Monday, December 07, 2015

AD&D Players Handbook part 11

We begin with a brief description of each class and its role in the game: Clerics are support, with some offensive and melee capabilities; Druids are like clerics, but less able in combat and more useful in the wilderness; Fighters are fighters; Paladins are fighters who are Lawful Good, and gain some clerical powers at high level; Rangers are powerful fighters who gain some spells at higher levels; magic-users are weak in battle, but have a lot of powerful and useful spells; Illusionists are like magic-users, but with a different spellcasting focus; Thieves use cunning, nimbleness and stealth; Assassins are "quiet killers of evil nature"; and Monks are trained to fight with their bare hands.

All ten of these classes have appeared in the game before, although some are altered from their original form.  The following classes were introduced during the OD&D era, but haven't made the cut for AD&D: Alchemists (from The Dragon #2), Healers, Samurai and Berserkers (all three from The Dragon #3).  The Bard (introduced in The Strategic Review #3) isn't listed above, but it's included in AD&D as part of an appendix.  Boy, is it ever.

The opening section ends with a note that multi-class character are only limited in weapon/armor selection in regards to the Thief.  Anyone else can apparently have at it, which means fighter/magic-users can cast fireballs in plate mail and fighter/clerics can use all the bladed weapons they damn well please.

From there we go to Character Classes Table I, which contains several things of note.  Clerics, Druids, Fighters, Paladins, Thieves and Assassins have all started using a larger die to generate hit points (for example, Fighters have gone from using a d8 to a d10).  Rangers are a special case, in that they have retained the d8 for hit points, but gained an extra die at first level: they potentially start strong, but will fall behind Fighters and Paladins as they reach higher levels. We can see that Assassins are limited to a maximum of level 14 (as before), while Druids can now advance to a max of 14th (one higher than previously) and Monks can reach a max of 17th (also one higher).

The way that hit points work for multi-classed characters is detailed below this table: basically, when you gain a level in a class you roll the appropriate die (or dice if you're advancing in multiple classes at once), add your Constitution modifier, and divide the total by your own total number of classes (i.e. a fighter/magic-user/thief would divide his total by three, even when advancing only in one or two classes). My notes are a bit hazy on multi-classing in OD&D (probably because the game itself was hazy), but this might be the first concrete explanation of how this is supposed to work.

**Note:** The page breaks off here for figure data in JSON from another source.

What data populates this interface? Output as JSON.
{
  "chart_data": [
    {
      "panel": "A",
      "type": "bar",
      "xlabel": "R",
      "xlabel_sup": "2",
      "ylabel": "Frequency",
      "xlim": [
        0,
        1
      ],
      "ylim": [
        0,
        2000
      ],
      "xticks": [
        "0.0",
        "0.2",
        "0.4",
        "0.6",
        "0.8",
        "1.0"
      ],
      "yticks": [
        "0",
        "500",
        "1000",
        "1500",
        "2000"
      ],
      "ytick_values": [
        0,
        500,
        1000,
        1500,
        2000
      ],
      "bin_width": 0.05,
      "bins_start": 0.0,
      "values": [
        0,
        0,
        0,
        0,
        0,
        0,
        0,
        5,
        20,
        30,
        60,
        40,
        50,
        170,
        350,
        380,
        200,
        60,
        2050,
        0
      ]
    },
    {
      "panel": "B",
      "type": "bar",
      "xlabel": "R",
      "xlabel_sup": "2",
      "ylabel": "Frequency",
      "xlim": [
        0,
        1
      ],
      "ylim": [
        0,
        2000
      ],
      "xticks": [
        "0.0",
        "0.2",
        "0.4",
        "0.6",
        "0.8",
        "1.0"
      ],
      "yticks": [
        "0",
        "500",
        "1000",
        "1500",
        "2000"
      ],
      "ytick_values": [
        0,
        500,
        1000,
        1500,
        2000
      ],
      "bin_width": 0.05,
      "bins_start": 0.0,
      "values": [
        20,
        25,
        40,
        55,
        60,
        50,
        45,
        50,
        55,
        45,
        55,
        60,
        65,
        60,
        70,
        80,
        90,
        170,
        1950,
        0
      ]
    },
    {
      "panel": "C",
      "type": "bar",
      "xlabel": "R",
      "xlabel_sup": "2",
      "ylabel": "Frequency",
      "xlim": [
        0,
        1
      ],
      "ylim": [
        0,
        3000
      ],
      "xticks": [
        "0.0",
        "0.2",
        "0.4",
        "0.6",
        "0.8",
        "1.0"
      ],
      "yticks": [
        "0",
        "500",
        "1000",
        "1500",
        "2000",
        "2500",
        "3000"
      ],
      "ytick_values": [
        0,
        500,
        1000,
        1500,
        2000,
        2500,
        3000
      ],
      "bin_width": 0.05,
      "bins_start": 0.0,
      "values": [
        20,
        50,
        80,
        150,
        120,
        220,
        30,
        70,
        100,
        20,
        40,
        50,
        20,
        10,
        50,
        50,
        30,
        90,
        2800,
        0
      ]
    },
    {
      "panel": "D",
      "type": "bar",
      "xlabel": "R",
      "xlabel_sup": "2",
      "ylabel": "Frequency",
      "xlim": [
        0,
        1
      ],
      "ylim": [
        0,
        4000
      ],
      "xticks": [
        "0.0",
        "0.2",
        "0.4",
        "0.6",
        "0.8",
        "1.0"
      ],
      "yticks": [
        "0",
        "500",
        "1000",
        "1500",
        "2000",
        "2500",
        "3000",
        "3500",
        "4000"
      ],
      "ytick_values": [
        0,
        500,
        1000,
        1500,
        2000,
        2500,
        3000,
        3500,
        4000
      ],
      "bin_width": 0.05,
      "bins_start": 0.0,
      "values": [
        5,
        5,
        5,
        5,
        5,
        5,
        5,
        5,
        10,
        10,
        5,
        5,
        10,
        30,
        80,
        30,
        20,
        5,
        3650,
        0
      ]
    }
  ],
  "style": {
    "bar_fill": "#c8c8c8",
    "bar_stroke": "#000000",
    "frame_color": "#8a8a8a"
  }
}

Character Classes Table II lists the weapons and armour that the various classes are allowed to use.  It follows what's been established in OD&D pretty closely.  I'm always surprised to see that Thieves aren't permitted to use any kind of bows; as far as missile weapons go, they're restricted to daggers, darts and slings.  There's a note below the table that characters of under 5' height can't use a longbow or any weapon over 12' long, and that those weighing under 100 pounds can't use heavy crossbows, two-handed swords or polearms over 200 coins in weight.  It's a nod to realism, but it's also the sort of fiddly detail that gets forgotten during play.  I think 3rd edition does it better, with the use of size categories and different-sized weapons.  It's easier to remember at the table.

Of more interest are the two categories at the end of this chart: which classes are permitted to use flaming oil and poison?  In the case of flaming oil, anyone can use it except for monks.  I'm not sure why monks would be so averse to it when all the other classes are fine, but they do have the handy "derived from a foreign culture" origin to fall back on.  I can always give them a bullshit "code of honour" of the sort that martial artists always get slapped with.

Poisons are a bit trickier.  Assassins are the only class that are definitely allowed the use of poison.  Paladins are strictly forbidden, as are non-evil Clerics.  For everyone else, its use and availability is determined by the DM.  A wise decision for such a potential game-breaker.